Example from Medicine: Adaptive Learning for Surgeons
The principles of continuous, individually guided learning apply not only in administrative areas, but also in the core business. One example from the hospital environment: at the University of St. Gallen (Switzerland), an online platform with adaptive courses and personalised learning paths was introduced for the training of surgeons. Experienced physicians traditionally invest a great deal of time in training residents. With the platform, the ratio has shifted: medical students and junior doctors complete theory and training largely independently – with regular diagnostics of their knowledge.
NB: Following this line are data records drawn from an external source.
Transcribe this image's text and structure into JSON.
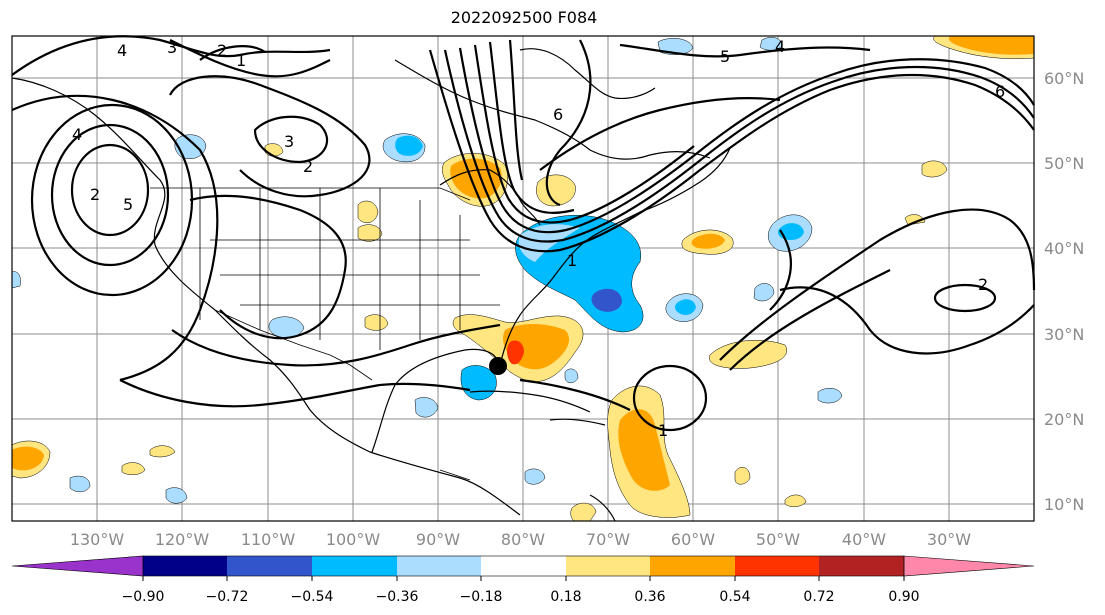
{
  "title": "2022092500 F084",
  "longitude_labels": [
    "130°W",
    "120°W",
    "110°W",
    "100°W",
    "90°W",
    "80°W",
    "70°W",
    "60°W",
    "50°W",
    "40°W",
    "30°W"
  ],
  "latitude_labels": [
    "60°N",
    "50°N",
    "40°N",
    "30°N",
    "20°N",
    "10°N"
  ],
  "contour_labels": [
    "4",
    "3",
    "2",
    "1",
    "3",
    "2",
    "2",
    "4",
    "5",
    "5",
    "6",
    "6",
    "2",
    "1",
    "1",
    "4"
  ],
  "marker": {
    "name": "storm-position",
    "longitude": -82.5,
    "latitude": 26.5
  },
  "colorbar": {
    "tick_labels": [
      "−0.90",
      "−0.72",
      "−0.54",
      "−0.36",
      "−0.18",
      "0.18",
      "0.36",
      "0.54",
      "0.72",
      "0.90"
    ],
    "colors": [
      "#9933cc",
      "#000088",
      "#3355cc",
      "#00bbff",
      "#aaddff",
      "#ffffff",
      "#ffe680",
      "#ffa500",
      "#ff3300",
      "#b22222",
      "#ff88aa"
    ]
  }
}
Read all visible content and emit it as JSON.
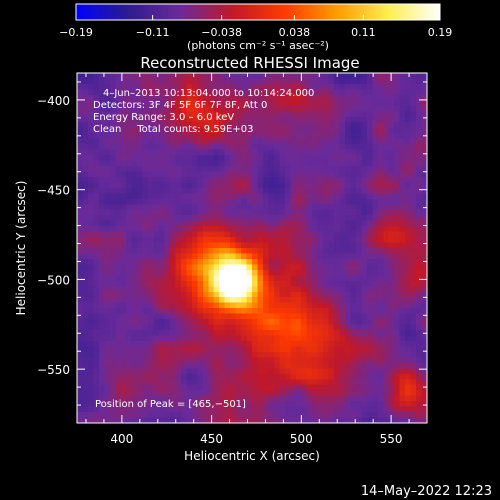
{
  "chart_data": {
    "type": "heatmap",
    "title": "Reconstructed RHESSI Image",
    "xlabel": "Heliocentric X (arcsec)",
    "ylabel": "Heliocentric Y (arcsec)",
    "xlim": [
      375,
      570
    ],
    "ylim": [
      -580,
      -385
    ],
    "x_ticks": [
      400,
      450,
      500,
      550
    ],
    "y_ticks": [
      -400,
      -450,
      -500,
      -550
    ],
    "x_tick_labels": [
      "400",
      "450",
      "500",
      "550"
    ],
    "y_tick_labels": [
      "−400",
      "−450",
      "−500",
      "−550"
    ],
    "colorbar": {
      "range": [
        -0.19,
        0.19
      ],
      "ticks": [
        -0.19,
        -0.11,
        -0.038,
        0.038,
        0.11,
        0.19
      ],
      "tick_labels": [
        "−0.19",
        "−0.11",
        "−0.038",
        "0.038",
        "0.11",
        "0.19"
      ],
      "colormap": [
        "#0000ff",
        "#2d1b8f",
        "#6a2a9a",
        "#c0182a",
        "#ff3a00",
        "#ff9a00",
        "#ffee50",
        "#ffffff"
      ]
    },
    "units_label": "(photons cm⁻² s⁻¹ asec⁻²)",
    "annotations": [
      "4–Jun–2013 10:13:04.000 to 10:14:24.000",
      "Detectors: 3F 4F 5F 6F 7F 8F, Att 0",
      "Energy Range: 3.0 – 6.0 keV",
      "Clean     Total counts: 9.59E+03"
    ],
    "peak_label": "Position of Peak = [465,−501]",
    "peak": [
      465,
      -501
    ],
    "sources": [
      {
        "x": 463,
        "y": -501,
        "amp": 0.23,
        "sigma": 9
      },
      {
        "x": 455,
        "y": -495,
        "amp": 0.12,
        "sigma": 20
      },
      {
        "x": 485,
        "y": -525,
        "amp": 0.09,
        "sigma": 18
      },
      {
        "x": 505,
        "y": -535,
        "amp": 0.06,
        "sigma": 16
      },
      {
        "x": 470,
        "y": -560,
        "amp": 0.05,
        "sigma": 14
      },
      {
        "x": 520,
        "y": -545,
        "amp": 0.04,
        "sigma": 14
      },
      {
        "x": 443,
        "y": -408,
        "amp": 0.08,
        "sigma": 12
      },
      {
        "x": 495,
        "y": -393,
        "amp": 0.04,
        "sigma": 10
      },
      {
        "x": 555,
        "y": -472,
        "amp": 0.07,
        "sigma": 10
      },
      {
        "x": 565,
        "y": -498,
        "amp": 0.06,
        "sigma": 9
      },
      {
        "x": 560,
        "y": -563,
        "amp": 0.07,
        "sigma": 10
      },
      {
        "x": 400,
        "y": -560,
        "amp": 0.03,
        "sigma": 10
      }
    ],
    "background": -0.085,
    "grid": false,
    "legend": "none"
  },
  "footer_date": "14–May–2022 12:23"
}
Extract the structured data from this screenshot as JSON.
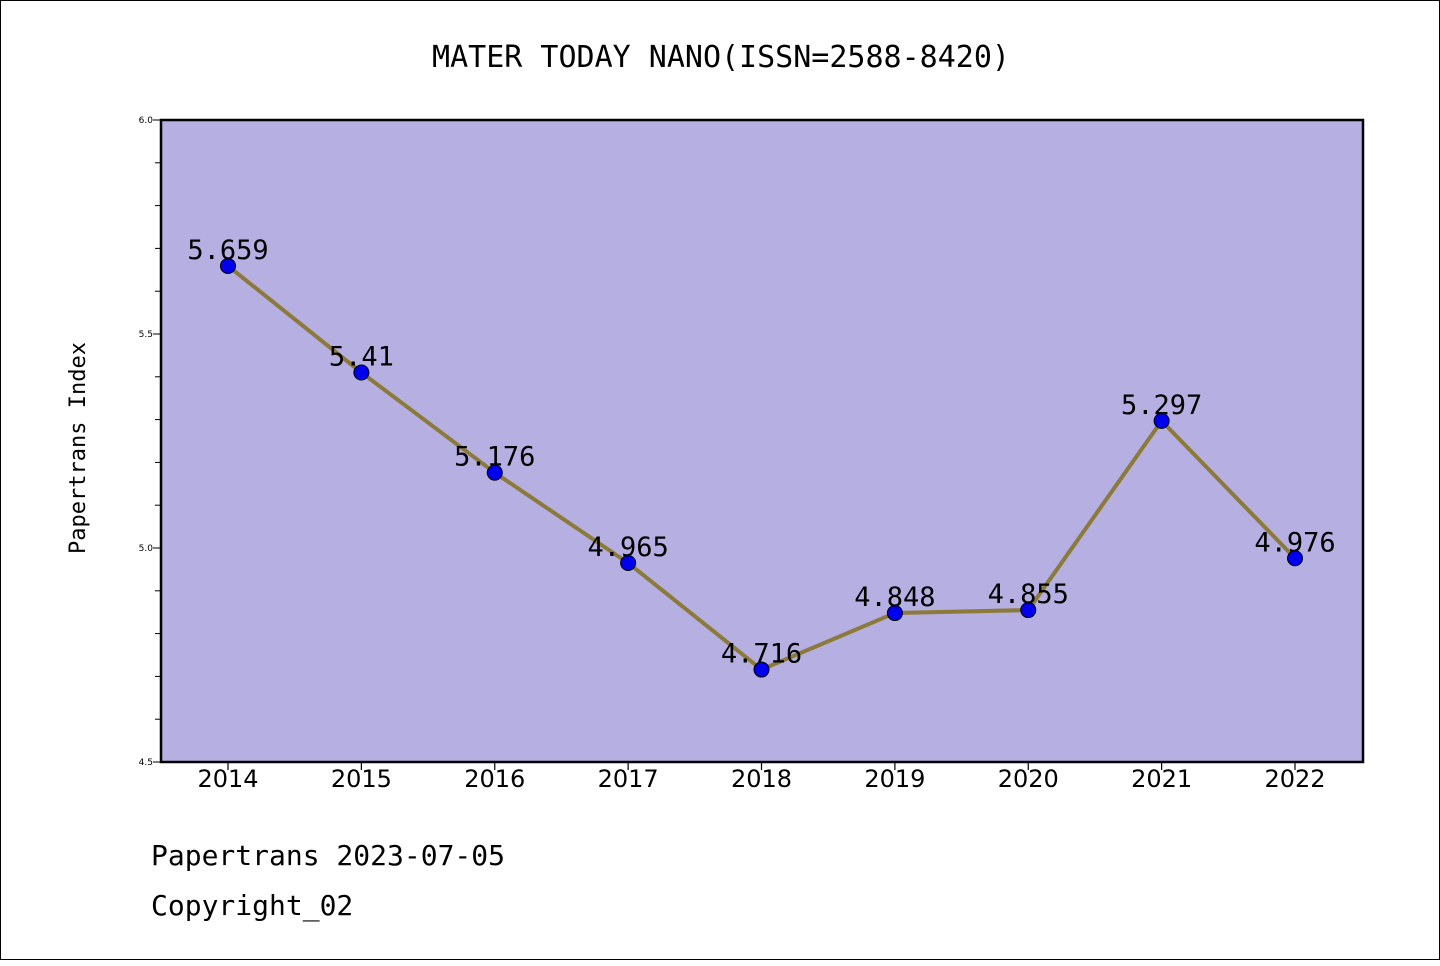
{
  "chart_data": {
    "type": "line",
    "title": "MATER TODAY NANO(ISSN=2588-8420)",
    "xlabel": "",
    "ylabel": "Papertrans Index",
    "categories": [
      "2014",
      "2015",
      "2016",
      "2017",
      "2018",
      "2019",
      "2020",
      "2021",
      "2022"
    ],
    "series": [
      {
        "values": [
          5.659,
          5.41,
          5.176,
          4.965,
          4.716,
          4.848,
          4.855,
          5.297,
          4.976
        ]
      }
    ],
    "data_labels": [
      "5.659",
      "5.41",
      "5.176",
      "4.965",
      "4.716",
      "4.848",
      "4.855",
      "5.297",
      "4.976"
    ],
    "ylim": [
      4.5,
      6.0
    ],
    "yticks": [
      "4.5",
      "5.0",
      "5.5",
      "6.0"
    ],
    "ytick_values": [
      4.5,
      5.0,
      5.5,
      6.0
    ],
    "grid": false,
    "colors": {
      "plot_background": "#b5afe2",
      "line": "#8c7a3a",
      "marker": "#0000ee"
    }
  },
  "footer": {
    "line1": "Papertrans 2023-07-05",
    "line2": "Copyright_02"
  }
}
The effect is doubly positive. First, senior surgeons gain time and spend more hours in the operating theatre instead of repeating basic content. Second, residents reach the required level of competence faster than in classic classroom formats. The individual learning pace and adaptive didactics make it possible to work specifically on one’s own gaps. Mentoring remains possible – but the scarce expert time is used much more efficiently.
Competitive Advantage Through Faster Learning
The example shows that personalised development paths based on learning demand shorten the time to full deployability. If each employee reaches full productivity in their role more quickly, the entire organisation benefits. New knowledge spreads faster – a clear advantage in dynamic markets. Organisations that anchor continuous learning systematically achieve tangible added value:
- High speed of adaptation. Required skills are built up more quickly; the organisation responds flexibly to new requirements and opportunities.
- Efficient use of resources. Experienced specialists spend less time conveying basic knowledge and focus on core tasks and value creation.
- The highest level of competence in every role. Employees master the relevant tools and processes and apply them with confidence – error rates fall, quality and outcomes improve.
Taken together, this directly increases organisational performance. Those who develop the right capabilities quickly work more productively – and are more competitive.
Conclusion
Today, learning is not a one-off event, but a continuous process integrated into daily work. To keep employees effective and manage the organisation successfully, project trainings during system implementation are not enough. What matters is to measure learning demand on an ongoing basis and to close the identified gaps with targeted measures. This keeps knowledge up to date – and competencies at a high level.
Our goal at ontron is to support organisations in building such a system so that every employee reaches the highest possible level of competence in their role. Feel free to contact us if you want to take employee development to the next level. By measuring learning demand and addressing it with personalised training, you not only close current skill gaps. You establish a culture of permanent learning – and thus lay the foundation for growth, efficiency and sustainable success.